Глядя на него, я медленно кивнула, прежде чем успела все взвесить и прийти в полное согласие с тем, что делала.
— А люди? Что мне сказать им? Что делать все это время?
— Продолжай писать письма, — Бруно заправил выпавшую из моей прически прядь волос мне за ухо. — Пиши всем, кому нужно, но пока не отправляй гонцов. Вели сшить для тебя траурное платье. Держись естественно, прекрасная Мирабелла. У Удо было достаточно врагов, чтобы весть о том, что он остался в живых могла навредить ему.
Я вздрогнула, как будто меня окатили ледяной водой, потому что это было правдой. Вильгельм Монтейн был честным человеком, воспользовавшимся законным правом на свою месть, но сколько было других?.. Похожих на герцога Керна, но не похожих на него.
Проведя ладонями по лицу, я стерла слезы, которых на самом деле не было, и встала.
— Тебе в любом случае нужно переодеться в дорогу. Я распоряжусь на кухне.
— Мира.
Теперь в его голосе слышались тревога и предупреждение, и уже направившись к двери, я развернулась, кивнула ему спокойно и уверенно.

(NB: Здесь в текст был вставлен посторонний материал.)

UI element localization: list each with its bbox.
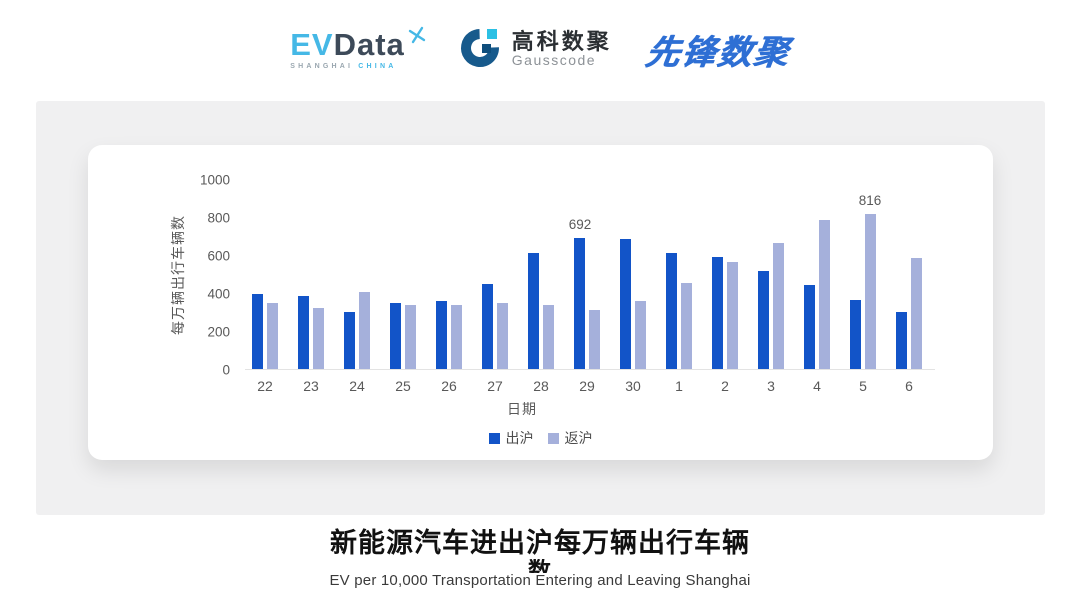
legend-label: 返沪 — [564, 430, 593, 446]
bar-chuhu — [482, 283, 493, 369]
x-tick-label: 23 — [303, 378, 319, 394]
bar-fanhu — [405, 304, 416, 369]
y-tick-label: 200 — [207, 324, 230, 340]
footer-titles: 新能源汽车进出沪每万辆出行车辆 数 EV per 10,000 Transpor… — [0, 528, 1080, 589]
sparkle-x-icon — [407, 17, 427, 52]
bar-fanhu — [359, 292, 370, 369]
y-tick-label: 1000 — [199, 172, 230, 188]
x-tick-label: 5 — [859, 378, 867, 394]
bar-fanhu — [267, 303, 278, 369]
gausscode-mark-icon — [459, 25, 503, 74]
evdata-subtext: SHANGHAI CHINA — [290, 63, 396, 70]
gausscode-en: Gausscode — [511, 52, 597, 69]
legend-label: 出沪 — [505, 430, 534, 446]
chart-main-title: 新能源汽车进出沪每万辆出行车辆 — [330, 528, 750, 558]
x-tick-label: 28 — [533, 378, 549, 394]
x-tick-label: 29 — [579, 378, 595, 394]
evdata-ev-text: EV — [290, 26, 334, 62]
x-tick-label: 1 — [675, 378, 683, 394]
bar-fanhu — [451, 304, 462, 369]
plot-area: 692 816 — [245, 180, 935, 370]
legend-item: 出沪 — [488, 428, 534, 448]
bar-chuhu — [436, 300, 447, 369]
bar-chuhu — [850, 300, 861, 369]
chart-subtitle-en: EV per 10,000 Transportation Entering an… — [329, 572, 751, 590]
bar-fanhu — [911, 258, 922, 369]
y-tick-label: 600 — [207, 248, 230, 264]
bar-chuhu — [528, 253, 539, 369]
bar-value-label: 692 — [568, 216, 592, 232]
bar-fanhu — [635, 301, 646, 369]
bar-chuhu — [620, 239, 631, 369]
bar-chuhu — [344, 312, 355, 369]
gausscode-logo: 高科数聚 Gausscode — [459, 25, 612, 74]
x-tick-label: 25 — [395, 378, 411, 394]
x-tick-label: 24 — [349, 378, 365, 394]
gausscode-cn: 高科数聚 — [511, 29, 612, 55]
legend-swatch — [547, 432, 559, 444]
x-tick-label: 22 — [257, 378, 273, 394]
y-tick-label: 800 — [207, 210, 230, 226]
bar-chuhu — [574, 237, 585, 369]
bar-chart: 每万辆出行车辆数 0 200 400 600 800 1000 692 816 22 23 24… — [88, 145, 993, 460]
evdata-sub-shanghai: SHANGHAI — [290, 62, 354, 70]
evdata-logo: EVData SHANGHAI CHINA — [290, 26, 425, 70]
legend-swatch — [488, 432, 500, 444]
evdata-data-text: Data — [333, 26, 405, 62]
bar-fanhu — [497, 303, 508, 369]
bar-chuhu — [804, 285, 815, 369]
xianfeng-logo: 先锋数聚 — [642, 33, 792, 72]
x-tick-label: 4 — [813, 378, 821, 394]
bar-chuhu — [758, 270, 769, 369]
bar-chuhu — [666, 252, 677, 369]
bar-chuhu — [298, 295, 309, 369]
bar-fanhu — [589, 309, 600, 369]
y-tick-label: 400 — [207, 286, 230, 302]
bar-fanhu — [313, 307, 324, 369]
x-tick-label: 27 — [487, 378, 503, 394]
x-tick-label: 3 — [767, 378, 775, 394]
bar-chuhu — [390, 303, 401, 369]
y-axis-title: 每万辆出行车辆数 — [170, 215, 186, 335]
chart-legend: 出沪 返沪 — [88, 428, 993, 448]
y-tick-label: 0 — [222, 362, 230, 378]
bar-chuhu — [896, 311, 907, 369]
header-logos: EVData SHANGHAI CHINA 高科数聚 Gausscode 先锋数… — [0, 14, 1080, 84]
evdata-wordmark: EVData — [290, 26, 425, 62]
bar-fanhu — [681, 282, 692, 369]
bar-chuhu — [252, 293, 263, 369]
bar-fanhu — [865, 213, 876, 369]
bar-fanhu — [543, 304, 554, 369]
bar-fanhu — [773, 243, 784, 369]
gausscode-text: 高科数聚 Gausscode — [512, 30, 612, 68]
bar-value-label: 816 — [858, 192, 882, 208]
bar-chuhu — [712, 257, 723, 369]
chart-card: 每万辆出行车辆数 0 200 400 600 800 1000 692 816 22 23 24… — [88, 145, 993, 460]
evdata-sub-china: CHINA — [358, 62, 397, 70]
bar-fanhu — [727, 261, 738, 369]
bar-fanhu — [819, 220, 830, 369]
legend-item: 返沪 — [547, 428, 593, 448]
x-axis-title: 日期 — [507, 401, 537, 417]
x-tick-label: 6 — [905, 378, 913, 394]
x-tick-label: 2 — [721, 378, 729, 394]
chart-main-title-wrapped: 数 — [528, 559, 552, 574]
x-tick-label: 30 — [625, 378, 641, 394]
x-tick-label: 26 — [441, 378, 457, 394]
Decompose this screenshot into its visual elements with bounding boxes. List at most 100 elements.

— Я поняла. Я останусь в замке до твоего возвращения.
Покидая библиотеку, я подумала о том, почему Бруно говорил именно так — о том, что вернется один, но не о том, что они вернутся вместе, — но не позволила этой мысли вынудить меня задержаться.
Он несколько раз повторил мне, что времени нет.
Коротко отдав необходимые указания служанке, я поднялась в свою комнату и сняла со спинки стула сумку, с которой бежала ночью через лес. Казалось, это было так давно, много лет и событий назад.
К тому моменту, когда я спустилась во двор, переодевшийся и заново собравший волосы в хвост Бруно уже проверял стремена. В небе сверкали молнии, и хотя дождь все еще не пошел, это было вопросом ближайшего времени. Он не собирался откладывать свой отъезд, пережидая непогоду, и я стиснула зубы, заставляя себя удержать лицо и не отвлекать его лишними словами и мыслями.
— Вот, возьми это.
— Герцогиня, — он произнес этот коротко, с очевидным предостережением и почти официально.
Я покачала головой, пресекая любые неуместные возражения.
— Герцог оставил это мне. Я не возьму на себя смелость сейчас распоряжаться большим, но тебе это может понадобиться.
Бруно посмотрел на сумку с сомнением, а после странно ухмыльнулся и закинул ее на плечо.
— Благодарю. А ты помни, что обещала.
Обнять его на прощание мне захотелось так сильно, что пришлось сделать шаг назад.
Вместо ответа я просто кивнула, но Бруно в очередной раз понял правильно. Садясь в седло, он выглядел спокойнее, чем час назад, и наблюдая за тем, как он покидает замок, я почти уверилась в том, что все действительно будет хорошо.